WITH its trailer becoming the most disliked in YouTube history, it’s safe to say that the new Ghostbusters movie hasn’t had the greatest start in life. With fan boys and internet trolls rife with anger, the film seems to be being unfairly judged before people have even seen it. Admittedly, the trailers have been dire, and that Fall Out Boy version of the theme song? Wow. Anyway, I bit the bullet and went to see how it performed.
One thing that’s evident from the off with this movie is that it’s not trying to directly emulate its forefathers. Of course, there are nods and references to the original, but that was inevitable, and for the most part they’re very tasteful, even if they involve throwing Bill Murray out of a window… The cameos from past cast members are all pretty well done, and thankfully the film avoids going Anchorman 2 and spraying 21st celebrities everywhere. Perhaps one area of criticism people might have with the modern upgrade, however, is the huge use of CGI in this film. But in this era where every franchise or blockbuster employs the use of CGI, it’s something that is unavoidable.
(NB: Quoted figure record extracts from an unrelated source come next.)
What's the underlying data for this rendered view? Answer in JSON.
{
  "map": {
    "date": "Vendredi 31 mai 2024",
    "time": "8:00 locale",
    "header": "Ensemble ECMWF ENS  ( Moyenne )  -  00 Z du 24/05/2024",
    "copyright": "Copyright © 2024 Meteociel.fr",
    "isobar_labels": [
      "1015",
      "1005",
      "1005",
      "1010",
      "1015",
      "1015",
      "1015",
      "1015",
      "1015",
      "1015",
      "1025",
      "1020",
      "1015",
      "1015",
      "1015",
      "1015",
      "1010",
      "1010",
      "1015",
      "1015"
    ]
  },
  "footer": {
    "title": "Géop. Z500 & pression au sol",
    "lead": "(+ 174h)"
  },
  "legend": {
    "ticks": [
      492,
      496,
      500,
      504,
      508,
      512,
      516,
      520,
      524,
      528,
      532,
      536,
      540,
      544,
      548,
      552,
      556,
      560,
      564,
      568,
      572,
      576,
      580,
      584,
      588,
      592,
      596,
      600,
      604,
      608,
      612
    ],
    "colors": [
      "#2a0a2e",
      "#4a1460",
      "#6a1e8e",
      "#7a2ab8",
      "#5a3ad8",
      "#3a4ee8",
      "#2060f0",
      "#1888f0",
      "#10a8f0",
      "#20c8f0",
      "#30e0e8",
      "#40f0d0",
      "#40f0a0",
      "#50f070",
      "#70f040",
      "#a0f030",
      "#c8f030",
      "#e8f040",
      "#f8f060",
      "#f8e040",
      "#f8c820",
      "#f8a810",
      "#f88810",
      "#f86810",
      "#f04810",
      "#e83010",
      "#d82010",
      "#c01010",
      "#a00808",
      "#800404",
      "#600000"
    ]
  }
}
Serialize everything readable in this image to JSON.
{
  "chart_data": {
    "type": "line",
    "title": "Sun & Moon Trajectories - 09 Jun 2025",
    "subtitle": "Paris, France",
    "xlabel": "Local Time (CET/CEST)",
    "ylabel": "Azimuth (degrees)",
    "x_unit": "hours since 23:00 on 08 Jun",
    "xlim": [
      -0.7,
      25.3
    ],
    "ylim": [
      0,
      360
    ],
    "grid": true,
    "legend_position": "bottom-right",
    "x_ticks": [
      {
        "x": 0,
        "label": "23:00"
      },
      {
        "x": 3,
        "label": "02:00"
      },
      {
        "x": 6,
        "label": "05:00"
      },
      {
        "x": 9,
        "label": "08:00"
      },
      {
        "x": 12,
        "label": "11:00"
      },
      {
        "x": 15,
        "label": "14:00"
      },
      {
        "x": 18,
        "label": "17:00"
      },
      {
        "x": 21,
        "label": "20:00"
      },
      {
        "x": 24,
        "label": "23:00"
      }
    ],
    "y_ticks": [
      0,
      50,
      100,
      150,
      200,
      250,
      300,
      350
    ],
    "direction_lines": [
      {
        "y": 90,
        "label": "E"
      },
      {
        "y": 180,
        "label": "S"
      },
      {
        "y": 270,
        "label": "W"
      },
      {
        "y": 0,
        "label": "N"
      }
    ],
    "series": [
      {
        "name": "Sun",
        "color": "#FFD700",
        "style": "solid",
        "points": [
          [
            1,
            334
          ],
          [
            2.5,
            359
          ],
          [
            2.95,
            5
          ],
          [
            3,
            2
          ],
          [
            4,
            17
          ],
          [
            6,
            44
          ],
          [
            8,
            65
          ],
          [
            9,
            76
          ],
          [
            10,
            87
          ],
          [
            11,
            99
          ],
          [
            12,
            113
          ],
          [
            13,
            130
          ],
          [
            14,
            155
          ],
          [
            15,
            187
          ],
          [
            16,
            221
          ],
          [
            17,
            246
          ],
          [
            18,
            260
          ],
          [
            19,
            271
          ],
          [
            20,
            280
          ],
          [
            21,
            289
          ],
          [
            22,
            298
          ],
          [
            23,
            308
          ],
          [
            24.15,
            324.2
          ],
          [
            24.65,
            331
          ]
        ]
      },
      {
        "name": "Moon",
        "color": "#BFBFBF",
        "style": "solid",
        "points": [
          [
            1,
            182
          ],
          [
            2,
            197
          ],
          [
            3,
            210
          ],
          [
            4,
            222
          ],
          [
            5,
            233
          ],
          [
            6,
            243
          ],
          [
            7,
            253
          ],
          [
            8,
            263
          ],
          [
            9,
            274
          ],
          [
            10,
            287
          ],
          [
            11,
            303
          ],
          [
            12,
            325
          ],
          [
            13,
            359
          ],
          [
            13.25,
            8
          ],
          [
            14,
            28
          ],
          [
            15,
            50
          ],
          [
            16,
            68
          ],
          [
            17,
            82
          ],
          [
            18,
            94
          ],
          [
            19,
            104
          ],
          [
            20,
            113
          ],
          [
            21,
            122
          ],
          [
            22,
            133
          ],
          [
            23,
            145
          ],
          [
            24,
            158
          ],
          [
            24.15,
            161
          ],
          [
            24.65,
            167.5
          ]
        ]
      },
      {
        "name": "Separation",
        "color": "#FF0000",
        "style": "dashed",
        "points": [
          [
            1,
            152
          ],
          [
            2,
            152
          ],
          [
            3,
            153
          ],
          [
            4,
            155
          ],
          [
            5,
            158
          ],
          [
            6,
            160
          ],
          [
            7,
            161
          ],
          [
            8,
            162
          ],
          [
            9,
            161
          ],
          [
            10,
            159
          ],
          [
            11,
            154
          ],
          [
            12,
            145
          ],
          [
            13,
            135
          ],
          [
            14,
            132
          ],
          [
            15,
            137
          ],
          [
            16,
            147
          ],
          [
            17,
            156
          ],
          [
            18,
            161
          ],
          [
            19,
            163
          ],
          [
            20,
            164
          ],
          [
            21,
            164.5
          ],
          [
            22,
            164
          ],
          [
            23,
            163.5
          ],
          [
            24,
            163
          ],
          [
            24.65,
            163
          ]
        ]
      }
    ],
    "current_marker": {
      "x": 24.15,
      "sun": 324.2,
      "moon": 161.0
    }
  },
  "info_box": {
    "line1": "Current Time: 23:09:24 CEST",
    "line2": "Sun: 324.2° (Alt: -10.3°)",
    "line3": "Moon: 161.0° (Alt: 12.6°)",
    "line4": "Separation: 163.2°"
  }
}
It’s not even that much of a big deal; in fact it adds to the film without getting in the way of the plot. That in itself develops without becoming a carbon copy of the original, and the characters aren’t simply ‘female versions’ of Venkman, Stantz, Spengler and Zeddemore. In fact, the characters themselves are one of the best parts of this film; they’re quirky, work well together, and I can definitely see them becoming a group of great comedy characters. While Kristen Wiig, Melissa McCarthy and Kate McKinnon are all great in their roles, it’s Leslie Jones who really comes into her own, with some of the best one liners throughout the course of the film. Chris Hemsworth is also not bad, although I feel he has received perhaps a little too much praise for what is a essentially an overblown joke.
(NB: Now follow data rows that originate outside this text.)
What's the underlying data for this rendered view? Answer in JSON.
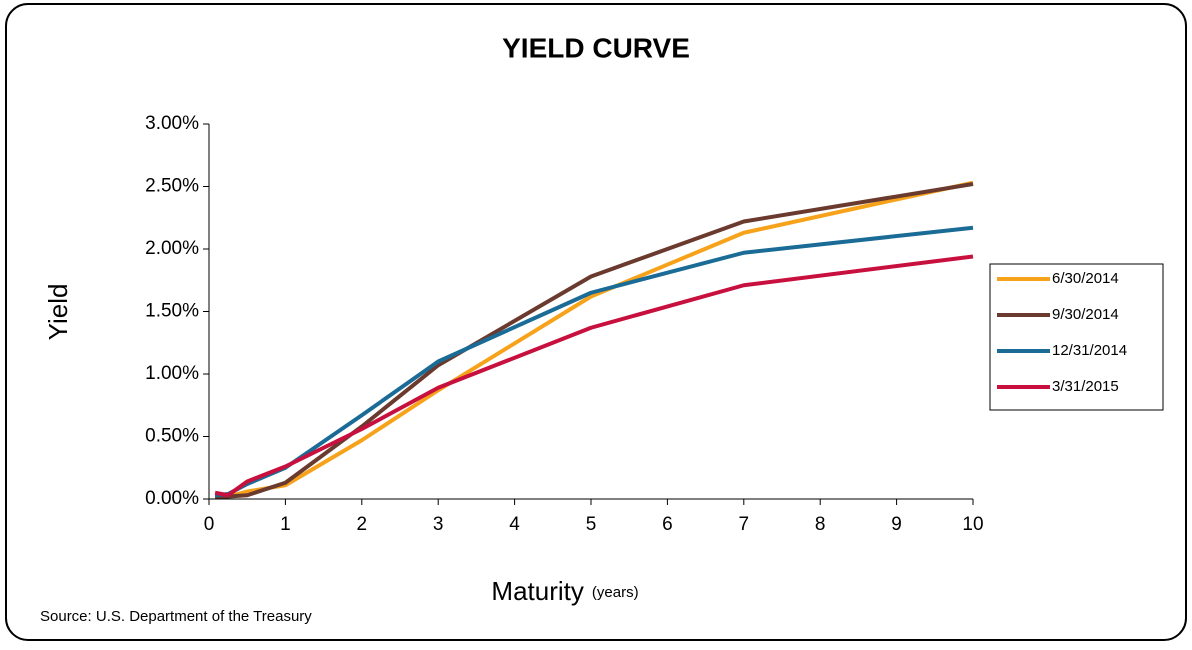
{
  "chart_data": {
    "type": "line",
    "title": "YIELD CURVE",
    "y_label": "Yield",
    "x_label": "Maturity",
    "x_label_unit": "(years)",
    "source": "Source: U.S. Department of the Treasury",
    "x": [
      0.08,
      0.25,
      0.5,
      1,
      2,
      3,
      5,
      7,
      10
    ],
    "xlim": [
      0,
      10
    ],
    "xticks": [
      0,
      1,
      2,
      3,
      4,
      5,
      6,
      7,
      8,
      9,
      10
    ],
    "ylim": [
      0,
      3
    ],
    "yticks": [
      {
        "value": 0,
        "label": "0.00%"
      },
      {
        "value": 0.5,
        "label": "0.50%"
      },
      {
        "value": 1,
        "label": "1.00%"
      },
      {
        "value": 1.5,
        "label": "1.50%"
      },
      {
        "value": 2,
        "label": "2.00%"
      },
      {
        "value": 2.5,
        "label": "2.50%"
      },
      {
        "value": 3,
        "label": "3.00%"
      }
    ],
    "grid": false,
    "legend": "right",
    "series": [
      {
        "name": "6/30/2014",
        "color": "#f7a21b",
        "values": [
          0.02,
          0.02,
          0.06,
          0.11,
          0.47,
          0.87,
          1.62,
          2.13,
          2.53
        ]
      },
      {
        "name": "9/30/2014",
        "color": "#6b3a2e",
        "values": [
          0.02,
          0.02,
          0.03,
          0.13,
          0.58,
          1.07,
          1.78,
          2.22,
          2.52
        ]
      },
      {
        "name": "12/31/2014",
        "color": "#1a6b96",
        "values": [
          0.03,
          0.04,
          0.12,
          0.25,
          0.67,
          1.1,
          1.65,
          1.97,
          2.17
        ]
      },
      {
        "name": "3/31/2015",
        "color": "#c8103f",
        "values": [
          0.05,
          0.03,
          0.14,
          0.26,
          0.56,
          0.89,
          1.37,
          1.71,
          1.94
        ]
      }
    ]
  }
}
And that’s where the criticisms begin.
While there are plenty of good things about this film, there are also plenty of not so good things. As I said before, I’m a big fan of the characters in this film, and the acting is, on the whole, pretty good. However, the script for this movie really lets it down. While there may be a few chuckles here and there, and the odd laugh out loud moment, there’s nothing… killer. There’s nothing someone would bring up over a round of drinks and the entire group would laugh. One of the main comedic attractions comes from Chris Hemsworth’s Kevin, who is, wait for it, not very smart. That’s the joke. The only joke in relation to this character. It’s such a cheap move. It’s not even like the humour is risky or boundary-pushing; it’s merely effective.
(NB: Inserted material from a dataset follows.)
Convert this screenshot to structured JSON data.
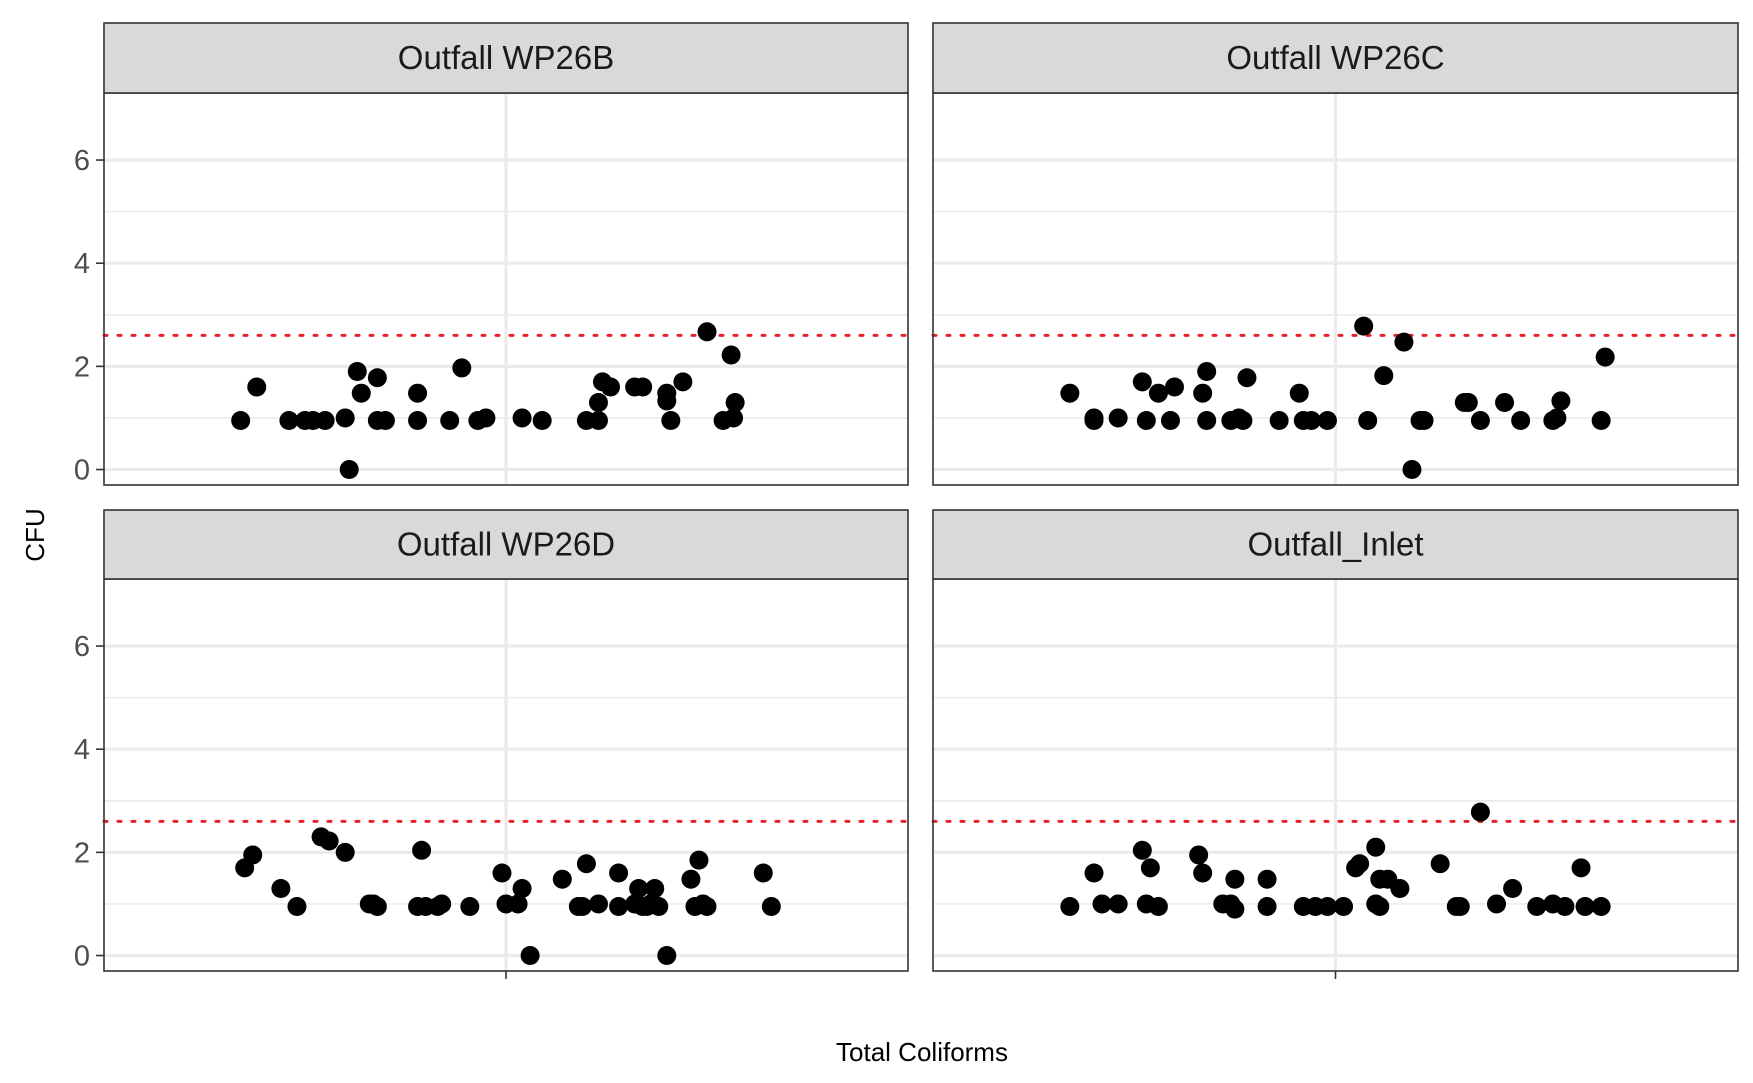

The storyline bobs along on a string of loosely connected events that feel too forced. In fact, it rushes far too quickly towards the climax, which is where the film focuses a lot of its attention. That finale, incidentally, is a result of the main antagonist, Rowan (Neil Casey). Not that’d you guess he was the main villain, since he’s never given any backstory; his motive is thinner than a low-calorie wafer, and he… appears. His appearance leaves so many questions: where did he get this equipment? Are these ghosts relevant at all? And then there are other questions not entirely related to him: why is the entire city celebrating these women they’ve known for literally a day? In this day and age it’s hard to tell if this this because the creators are leaving it open for a sequel, or if it’s good old-fashioned lazy writing.
And all these problems make Ghostbusters incredibly forgettable, which is a really shame. I want to see more of these characters, I want more to be done with the franchise, but I also want better writers to make this thing superior. No, it’s not a write off, but this is also not the classic comedy the writers so want it to be. Even with its good characters, design, performances and such, its infrequent laughs leave the film feeling like nothing more than late night TV bait. What a shame.